By way of example and for the purpose of illustration, the invention will be described herein in connection with solvent-extracted soybean oilseed meal.
In U.S. Pat. No. 2,585,793, there is set forth a process in which solvent-extracted meal containing solvent or other liquid such as water is heated below the boiling-point of water, steam being introduced into the meal to condense on the meal and bring the moisture content of the meal into the range of about 12 to 30% by weight. Thereafter the meal is cooked at a temperature usually above the boiling-point of the water to produce a so-called toasted meal.
In the practice of the known process, the solvent-saturated meal or flakes are withdrawn from the extractor and passed through jacketed agitator equipment serving as a desolventizing means.
The solvent vapors are withdrawn and the meal or flakes substantially free of solvent are passed for further treatment.

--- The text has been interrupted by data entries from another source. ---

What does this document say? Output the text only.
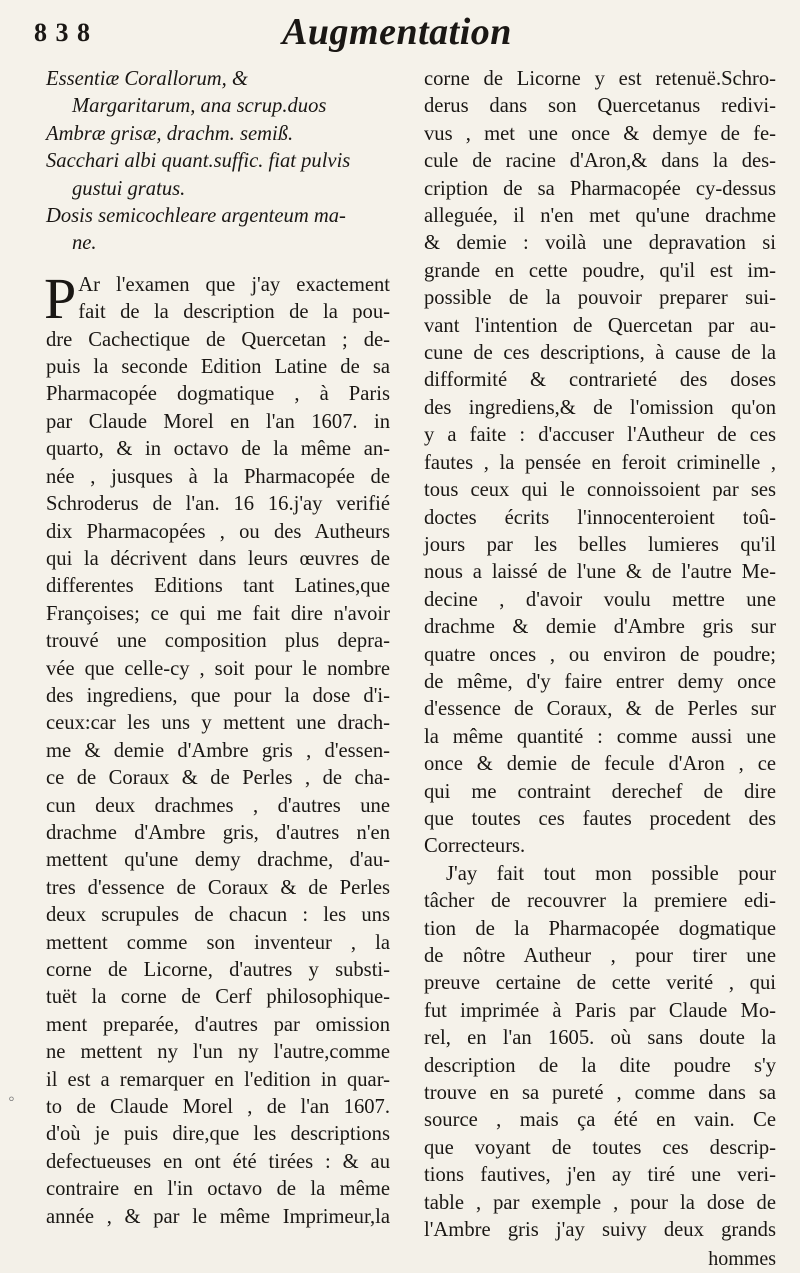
8 3 8	Augmentation
Essentiæ Corallorum, &
Margaritarum, ana scrup.duos
Ambræ grisæ, drachm. semiß.
Sacchari albi quant.suffic. fiat pulvis
gustui gratus.
Dosis semicochleare argenteum ma-
ne.
P Ar l'examen que j'ay exactement
fait de la description de la pou-
dre Cachectique de Quercetan ; de-
puis la seconde Edition Latine de sa
Pharmacopée dogmatique , à Paris
par Claude Morel en l'an 1607. in
quarto, & in octavo de la même an-
née , jusques à la Pharmacopée de
Schroderus de l'an. 16 16.j'ay verifié
dix Pharmacopées , ou des Autheurs
qui la décrivent dans leurs œuvres de
differentes Editions tant Latines,que
Françoises; ce qui me fait dire n'avoir
trouvé une composition plus depra-
vée que celle-cy , soit pour le nombre
des ingrediens, que pour la dose d'i-
ceux:car les uns y mettent une drach-
me & demie d'Ambre gris , d'essen-
ce de Coraux & de Perles , de cha-
cun deux drachmes , d'autres une
drachme d'Ambre gris, d'autres n'en
mettent qu'une demy drachme, d'au-
tres d'essence de Coraux & de Perles
deux scrupules de chacun : les uns
mettent comme son inventeur , la
corne de Licorne, d'autres y substi-
tuët la corne de Cerf philosophique-
ment preparée, d'autres par omission
ne mettent ny l'un ny l'autre,comme
il est a remarquer en l'edition in quar-
to de Claude Morel , de l'an 1607.
d'où je puis dire,que les descriptions
defectueuses en ont été tirées : & au
contraire en l'in octavo de la même
année , & par le même Imprimeur,la
corne de Licorne y est retenuë.Schro-
derus dans son Quercetanus redivi-
vus , met une once & demye de fe-
cule de racine d'Aron,& dans la des-
cription de sa Pharmacopée cy-dessus
alleguée, il n'en met qu'une drachme
& demie : voilà une depravation si
grande en cette poudre, qu'il est im-
possible de la pouvoir preparer sui-
vant l'intention de Quercetan par au-
cune de ces descriptions, à cause de la
difformité & contrarieté des doses
des ingrediens,& de l'omission qu'on
y a faite : d'accuser l'Autheur de ces
fautes , la pensée en feroit criminelle ,
tous ceux qui le connoissoient par ses
doctes écrits l'innocenteroient toû-
jours par les belles lumieres qu'il
nous a laissé de l'une & de l'autre Me-
decine , d'avoir voulu mettre une
drachme & demie d'Ambre gris sur
quatre onces , ou environ de poudre;
de même, d'y faire entrer demy once
d'essence de Coraux, & de Perles sur
la même quantité : comme aussi une
once & demie de fecule d'Aron , ce
qui me contraint derechef de dire
que toutes ces fautes procedent des
Correcteurs.
J'ay fait tout mon possible pour
tâcher de recouvrer la premiere edi-
tion de la Pharmacopée dogmatique
de nôtre Autheur , pour tirer une
preuve certaine de cette verité , qui
fut imprimée à Paris par Claude Mo-
rel, en l'an 1605. où sans doute la
description de la dite poudre s'y
trouve en sa pureté , comme dans sa
source , mais ça été en vain. Ce
que voyant de toutes ces descrip-
tions fautives, j'en ay tiré une veri-
table , par exemple , pour la dose de
l'Ambre gris j'ay suivy deux grands
hommes
⸰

In such a process, it was found that, at best, only a small amount of the steam employed could be introduced into lower compartments of the desolventizer, because, when a large volume of steam was employed in the lower compartments, flakes of the meal were carried from the topmost compartment together with the solvent vapors and some steam into the solvent vapor condenser.

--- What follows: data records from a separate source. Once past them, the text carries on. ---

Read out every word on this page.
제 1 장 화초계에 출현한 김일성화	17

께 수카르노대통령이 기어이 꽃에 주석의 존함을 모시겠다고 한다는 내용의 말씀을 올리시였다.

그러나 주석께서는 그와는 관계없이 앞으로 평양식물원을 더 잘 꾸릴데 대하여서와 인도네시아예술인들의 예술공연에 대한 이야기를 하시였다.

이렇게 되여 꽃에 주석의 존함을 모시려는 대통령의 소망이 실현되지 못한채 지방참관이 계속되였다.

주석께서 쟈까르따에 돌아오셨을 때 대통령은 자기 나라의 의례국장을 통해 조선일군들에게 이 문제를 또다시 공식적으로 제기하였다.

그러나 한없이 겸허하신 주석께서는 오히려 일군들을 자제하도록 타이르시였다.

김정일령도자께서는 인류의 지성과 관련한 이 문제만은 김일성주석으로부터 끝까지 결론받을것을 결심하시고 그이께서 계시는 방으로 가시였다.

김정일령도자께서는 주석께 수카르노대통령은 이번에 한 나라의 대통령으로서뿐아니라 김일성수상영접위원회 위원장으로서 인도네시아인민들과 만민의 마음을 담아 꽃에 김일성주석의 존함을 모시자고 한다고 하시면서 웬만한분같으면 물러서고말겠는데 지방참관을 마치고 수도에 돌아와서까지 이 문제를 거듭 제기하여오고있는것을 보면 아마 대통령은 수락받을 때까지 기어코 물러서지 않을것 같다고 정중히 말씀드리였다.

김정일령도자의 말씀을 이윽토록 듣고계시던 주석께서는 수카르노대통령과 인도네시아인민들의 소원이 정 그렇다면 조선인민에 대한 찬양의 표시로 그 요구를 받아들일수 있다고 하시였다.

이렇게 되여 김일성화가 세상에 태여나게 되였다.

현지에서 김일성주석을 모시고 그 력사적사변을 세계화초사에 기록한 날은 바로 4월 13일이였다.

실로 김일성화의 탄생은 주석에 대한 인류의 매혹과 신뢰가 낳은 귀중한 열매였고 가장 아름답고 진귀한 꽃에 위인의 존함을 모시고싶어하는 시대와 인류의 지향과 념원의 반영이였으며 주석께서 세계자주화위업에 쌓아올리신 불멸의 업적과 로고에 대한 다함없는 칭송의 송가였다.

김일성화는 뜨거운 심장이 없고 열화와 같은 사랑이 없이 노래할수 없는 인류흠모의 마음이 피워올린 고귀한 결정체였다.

It has further been suggested to utilize a so-called pre-desolventizing screw or other device, sometimes called a "SCHNECKEN" or PDS, which is placed between the solvent extractor (SE) and the desolventizer unit (DS) to pre-evaporate a certain percentage of solvent adhering on the meal before conveying the meal into the desolventizer. Such a pre-desolventizer is normally operated by indirect steam either with the aid of steam-heated plates or a steam-jacket forming the walls of the apparatus. The solvent adhering on the meal is partly vaporized and vented from the upper portion of the pre-desolventizer to a condenser via a vapor-washer to prevent meal-flakes entering the condenser.
Though a large portion of the solvent adhering on the meal is rapidly and positively eliminated in the PDS, there is considerable waste of the heat energy employed to vaporize a portion of the solvent in the pre-desolventizing station. Part of this energy leaves the PDS as the heat of vaporization in the solvent vapor discharged. Part of this energy is lost as a result of the superheat of these vapors. The temperature of the solvent vapors is far above the boiling temperature and ranges between about 85 and 100 degrees C. as compared to the nominal boiling range of the solvent (often hexane or its azeotrope, for example) of about 60 to 69 degrees C. at atmospheric pressure.

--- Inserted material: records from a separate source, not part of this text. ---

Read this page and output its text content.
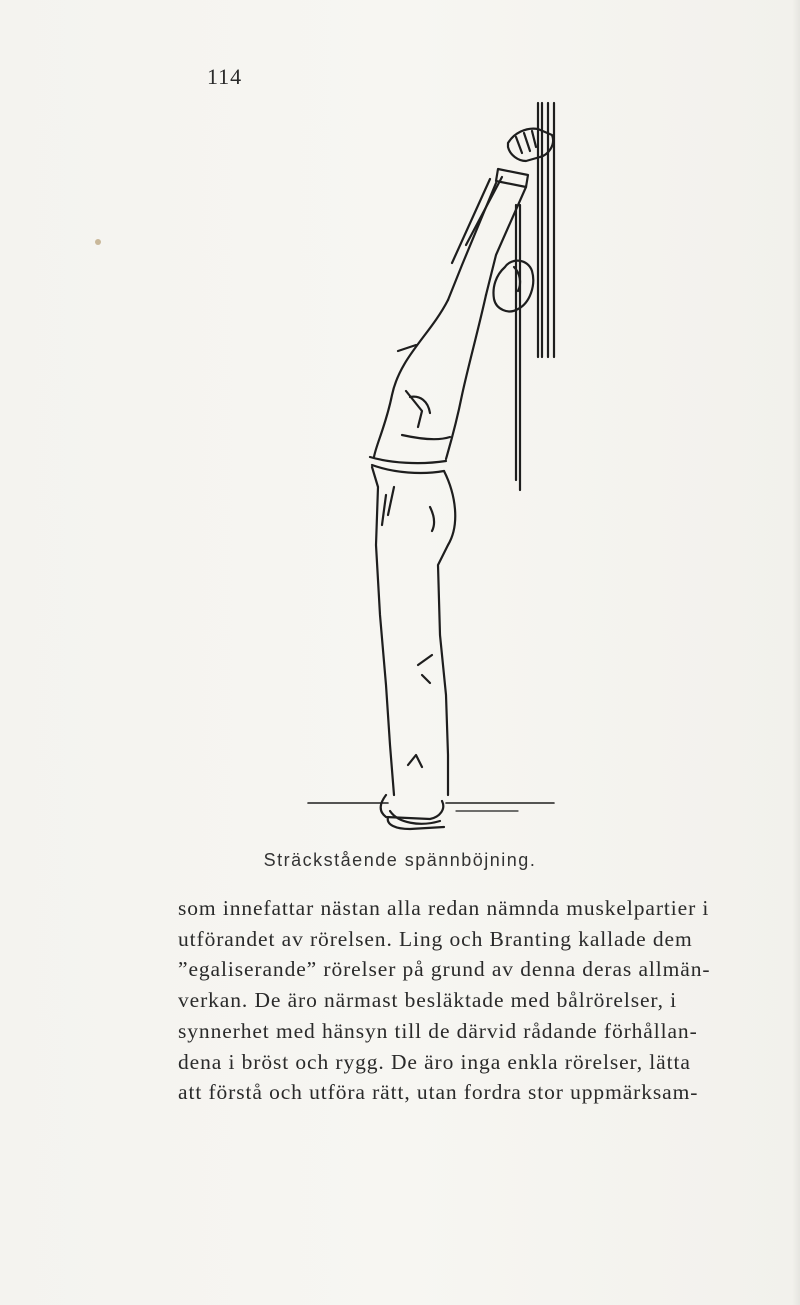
114
Sträckstående spännböjning.
som innefattar nästan alla redan nämnda muskelpartier i
utförandet av rörelsen. Ling och Branting kallade dem
”egaliserande” rörelser på grund av denna deras allmän-
verkan. De äro närmast besläktade med bålrörelser, i
synnerhet med hänsyn till de därvid rådande förhållan-
dena i bröst och rygg. De äro inga enkla rörelser, lätta
att förstå och utföra rätt, utan fordra stor uppmärksam-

Furthermore, there is never a dust-free solvent vapor suitable for being recovered. This makes it necessary to install voluminous equipment downflow from the pre-desolventizer, and often downflow from the desolventizer, for washing and filtering the solvent vapors exiting these equipments. As a result, the size and amounts of equipment of the plant are significantly increased, as are the costs for auxiliary energy and maintenance.